John 19:31-33, Jesus' Legs Not Broken
31 Since it was the day of Preparation, and so that the bodies would not remain on the cross on the Sabbath (for that Sabbath was a high day), the Jews asked Pilate that their legs might be broken and that they might be taken away. 32 So the soldiers came and broke the legs of the first, and of the other who had been crucified with him. 33 But when they came to Jesus and saw that he was already dead, they did not break his legs.

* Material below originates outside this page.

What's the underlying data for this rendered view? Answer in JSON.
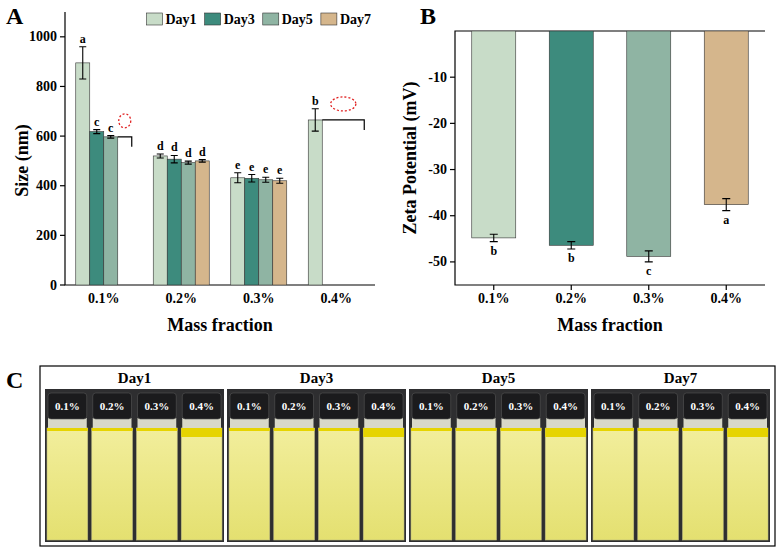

With the death of Jesus the Jewish leaders return, the highly religious men of their day, committed to keeping the law. They want Jesus’ body removed from the cross because the Sabbath will begin in a few hours at sundown. They probably also have Deuteronomy 21:22-23 in mind: “And if a man has committed a crime punishable by death and he is put to death, and you hang him on a tree, his body shall not remain all night on the tree, but you shall bury him the same day, for a hanged man is cursed by God. You shall not defile your land that the Lord your God is giving you for an inheritance.” Keep the law; kill the Messiah. Richard Niebuhr has great insight regarding religious people: “Religion is not, as is frequently supposed, a fundamentally virtuous human quest for God; it is rather the final battle ground in the struggle between God and human self-esteem.”
The soldiers come to break the legs of the three crucified men with an iron mallet. Unable to push up on their legs, the men will die quickly by suffocation unable to get any air in their lungs. After smashing the other men’s legs, the soldiers come to Jesus and find him dead. Unbeknownst to them, he did not die so much from the physical effects of his flogging and crucifixion, as horrific as they were, but from the spiritual anguish of having the sins of the world laid on him and being forsaken by God. Later Peter would explain what happened to Jesus (1 Peter 2:24): “He himself bore our sins in his body on the tree, that we might die to sin and live to righteousness. By his wounds you have been healed.” And Paul wrote (2 Cor 5:21), “For our sake he made him to be sin who knew no sin, so that in him we might become the righteousness of God.”
O Jesus! we devoutly embrace that honored cross, where thou didst love us even unto death. In thy death is all our hope. Henceforth let us live only unto thee, so that whether we live or die we may be thine. Amen.